In particular, mean_evaluator is a Callable that can calculate metrics for any combination of settings, even those not included in default compute output. For example, with standard MS-COCO 1 settings, the metric combination mAP@[.55 | medium | 10] is not included in the default compute output but can be obtained using the mean_evaluator, after calling compute.

mean_evaluator_example
from od_metrics import ODMetrics

# Ground truths
y_true = [
    { # image 1
     "boxes": [[25, 16, 38, 56], [129, 123, 41, 62]],
     "labels": [0, 1]
     },
    { # image 2
     "boxes": [[123, 11, 43, 55], [38, 132, 59, 45]],
     "labels": [0, 0]
     }
    ]

# Predictions
y_pred = [
    { # image 1
     "boxes": [[25, 27, 37, 54], [119, 111, 40, 67], [124, 9, 49, 67]],
     "labels": [0, 1, 1],
     "scores": [.88, .70, .80]
     },
    { # image 2
     "boxes": [[64, 111, 64, 58], [26, 140, 60, 47], [19, 18, 43, 35]],
     "labels": [0, 1, 0],
     "scores": [.71, .54, .74]
     }
    ]

metrics = ODMetrics()
output = metrics.compute(y_true, y_pred, extended_summary=True)
mean_evaluator = output["mean_evaluator"]
_metric = mean_evaluator(
    iou_threshold=.55,
    max_detection_threshold=10,
    area_range_key="medium",
    metrics="AP"
    )
print(_metric)
"""
{'mAP@[.55 | medium | 10]': 0.2574257425742574}
"""
For a complete list of arguments accepted by the mean_evaluator function, refer to the extended_summary option in the ODMetrics.compute() method.

IoU

The calculation of mAP and mAR relies on IoU (Intersection over Union). You can use the standalone iou function from OD-Metrics.

iou_example
from od_metrics import iou

y_true = [[25, 16, 38, 56], [129, 123, 41, 62]]
y_pred = [[25, 27, 37, 54], [119, 111, 40, 67], [124, 9, 49, 67]]
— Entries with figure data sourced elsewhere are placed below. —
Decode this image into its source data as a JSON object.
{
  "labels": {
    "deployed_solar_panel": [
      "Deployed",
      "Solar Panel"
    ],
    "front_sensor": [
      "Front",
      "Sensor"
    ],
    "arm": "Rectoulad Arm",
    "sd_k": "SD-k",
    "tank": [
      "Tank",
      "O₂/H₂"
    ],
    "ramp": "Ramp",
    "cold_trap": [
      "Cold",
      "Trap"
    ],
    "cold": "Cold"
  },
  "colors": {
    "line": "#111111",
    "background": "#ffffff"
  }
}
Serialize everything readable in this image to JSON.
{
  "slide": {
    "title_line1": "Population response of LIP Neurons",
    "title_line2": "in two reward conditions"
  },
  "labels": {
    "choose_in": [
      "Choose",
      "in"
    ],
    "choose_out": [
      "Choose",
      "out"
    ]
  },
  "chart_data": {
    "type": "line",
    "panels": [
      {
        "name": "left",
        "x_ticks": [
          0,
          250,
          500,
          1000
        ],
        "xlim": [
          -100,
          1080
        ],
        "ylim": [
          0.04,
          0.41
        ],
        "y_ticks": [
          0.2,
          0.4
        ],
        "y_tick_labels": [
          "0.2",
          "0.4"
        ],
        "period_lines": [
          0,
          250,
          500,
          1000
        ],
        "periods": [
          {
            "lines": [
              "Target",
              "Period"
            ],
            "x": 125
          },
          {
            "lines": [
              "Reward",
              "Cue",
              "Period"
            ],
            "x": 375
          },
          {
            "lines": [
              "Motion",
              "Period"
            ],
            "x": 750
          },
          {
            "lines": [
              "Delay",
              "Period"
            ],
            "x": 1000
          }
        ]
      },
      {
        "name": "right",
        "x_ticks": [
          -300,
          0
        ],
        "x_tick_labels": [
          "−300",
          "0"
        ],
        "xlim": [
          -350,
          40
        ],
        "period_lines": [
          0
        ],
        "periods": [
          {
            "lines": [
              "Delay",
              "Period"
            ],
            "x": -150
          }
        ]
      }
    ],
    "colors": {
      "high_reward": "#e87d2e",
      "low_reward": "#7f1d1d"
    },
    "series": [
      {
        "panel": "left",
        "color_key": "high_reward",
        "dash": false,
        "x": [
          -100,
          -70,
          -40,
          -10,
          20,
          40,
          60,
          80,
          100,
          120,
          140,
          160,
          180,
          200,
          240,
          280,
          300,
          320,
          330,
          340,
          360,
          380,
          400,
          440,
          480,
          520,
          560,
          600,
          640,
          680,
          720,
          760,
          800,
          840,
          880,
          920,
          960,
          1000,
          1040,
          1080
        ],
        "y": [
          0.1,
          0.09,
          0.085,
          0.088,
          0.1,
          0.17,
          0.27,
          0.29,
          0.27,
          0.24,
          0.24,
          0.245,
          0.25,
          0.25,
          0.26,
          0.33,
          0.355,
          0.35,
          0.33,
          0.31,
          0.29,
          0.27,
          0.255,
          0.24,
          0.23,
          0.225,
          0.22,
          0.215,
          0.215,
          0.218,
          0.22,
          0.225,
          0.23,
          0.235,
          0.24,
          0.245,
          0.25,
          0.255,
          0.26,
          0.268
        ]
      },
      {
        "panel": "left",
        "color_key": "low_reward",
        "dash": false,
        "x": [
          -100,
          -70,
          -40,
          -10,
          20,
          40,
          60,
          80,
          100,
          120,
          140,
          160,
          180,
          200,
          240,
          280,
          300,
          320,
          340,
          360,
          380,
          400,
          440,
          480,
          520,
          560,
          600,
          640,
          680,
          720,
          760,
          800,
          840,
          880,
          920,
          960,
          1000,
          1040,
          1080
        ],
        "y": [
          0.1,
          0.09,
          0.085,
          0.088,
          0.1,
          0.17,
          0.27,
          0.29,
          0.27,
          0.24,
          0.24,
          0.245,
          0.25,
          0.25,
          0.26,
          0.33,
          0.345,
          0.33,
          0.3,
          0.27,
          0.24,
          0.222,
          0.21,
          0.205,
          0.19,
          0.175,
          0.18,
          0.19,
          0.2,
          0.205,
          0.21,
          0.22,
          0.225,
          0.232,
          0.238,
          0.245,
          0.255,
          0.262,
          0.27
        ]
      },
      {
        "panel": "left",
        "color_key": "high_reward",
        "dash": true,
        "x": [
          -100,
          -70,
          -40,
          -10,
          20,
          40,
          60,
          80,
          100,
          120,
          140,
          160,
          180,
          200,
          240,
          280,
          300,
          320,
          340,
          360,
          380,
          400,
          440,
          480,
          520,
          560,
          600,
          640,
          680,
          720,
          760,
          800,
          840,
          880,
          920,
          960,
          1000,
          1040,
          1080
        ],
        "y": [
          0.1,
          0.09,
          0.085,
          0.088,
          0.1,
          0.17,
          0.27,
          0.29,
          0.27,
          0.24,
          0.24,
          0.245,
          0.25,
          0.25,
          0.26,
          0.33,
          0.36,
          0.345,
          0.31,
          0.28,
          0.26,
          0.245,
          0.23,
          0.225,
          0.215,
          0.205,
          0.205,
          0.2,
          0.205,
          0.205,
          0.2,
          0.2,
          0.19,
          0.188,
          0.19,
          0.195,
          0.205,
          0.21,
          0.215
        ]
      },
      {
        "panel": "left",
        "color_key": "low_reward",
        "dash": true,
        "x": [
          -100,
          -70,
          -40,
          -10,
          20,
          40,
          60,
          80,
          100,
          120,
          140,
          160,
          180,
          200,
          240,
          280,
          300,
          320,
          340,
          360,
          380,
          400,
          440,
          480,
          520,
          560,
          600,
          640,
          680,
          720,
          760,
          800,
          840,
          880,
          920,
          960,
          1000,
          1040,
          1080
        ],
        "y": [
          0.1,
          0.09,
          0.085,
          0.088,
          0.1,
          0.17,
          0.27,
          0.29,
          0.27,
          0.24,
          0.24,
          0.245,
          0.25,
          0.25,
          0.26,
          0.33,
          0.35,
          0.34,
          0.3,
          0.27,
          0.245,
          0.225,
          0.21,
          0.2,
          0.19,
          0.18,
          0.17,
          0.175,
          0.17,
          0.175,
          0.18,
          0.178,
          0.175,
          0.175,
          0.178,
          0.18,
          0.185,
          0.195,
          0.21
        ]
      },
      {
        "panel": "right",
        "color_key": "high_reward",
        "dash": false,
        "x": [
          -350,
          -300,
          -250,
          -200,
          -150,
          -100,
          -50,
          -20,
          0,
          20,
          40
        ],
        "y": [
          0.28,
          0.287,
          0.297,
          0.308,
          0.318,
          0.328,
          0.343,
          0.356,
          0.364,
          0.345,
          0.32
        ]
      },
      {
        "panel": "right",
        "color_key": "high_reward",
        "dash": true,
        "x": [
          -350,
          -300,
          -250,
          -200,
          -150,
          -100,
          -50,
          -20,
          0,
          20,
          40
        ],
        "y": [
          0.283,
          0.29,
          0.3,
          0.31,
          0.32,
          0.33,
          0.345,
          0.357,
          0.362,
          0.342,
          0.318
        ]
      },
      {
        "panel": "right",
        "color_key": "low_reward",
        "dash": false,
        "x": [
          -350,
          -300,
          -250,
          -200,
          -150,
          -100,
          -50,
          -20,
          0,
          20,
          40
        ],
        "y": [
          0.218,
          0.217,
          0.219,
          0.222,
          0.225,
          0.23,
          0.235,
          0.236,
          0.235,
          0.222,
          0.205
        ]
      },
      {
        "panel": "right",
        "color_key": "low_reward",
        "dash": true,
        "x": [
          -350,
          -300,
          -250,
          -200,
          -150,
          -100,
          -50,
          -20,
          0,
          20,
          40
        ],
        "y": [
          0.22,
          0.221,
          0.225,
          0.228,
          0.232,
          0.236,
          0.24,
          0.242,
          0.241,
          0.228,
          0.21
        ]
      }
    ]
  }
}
result = iou(y_true, y_pred, box_format="xywh")
print(result)
"""
array([[0.67655425, 0.        ],
       [0.        , 0.46192609],
       [0.        , 0.        ]])
"""
The iou function supports the iscrowd parameter from the COCOAPI. For more details, refer to the iscrowd section.

References


  1. Tsung-Yi Lin, Michael Maire, Serge Belongie, James Hays, Pietro Perona, Deva Ramanan, Piotr Dollár, and C Lawrence Zitnick. Microsoft coco: common objects in context. In Computer Vision–ECCV 2014: 13th European Conference, Zurich, Switzerland, September 6-12, 2014, Proceedings, Part V 13, 740–755. Springer, 2014.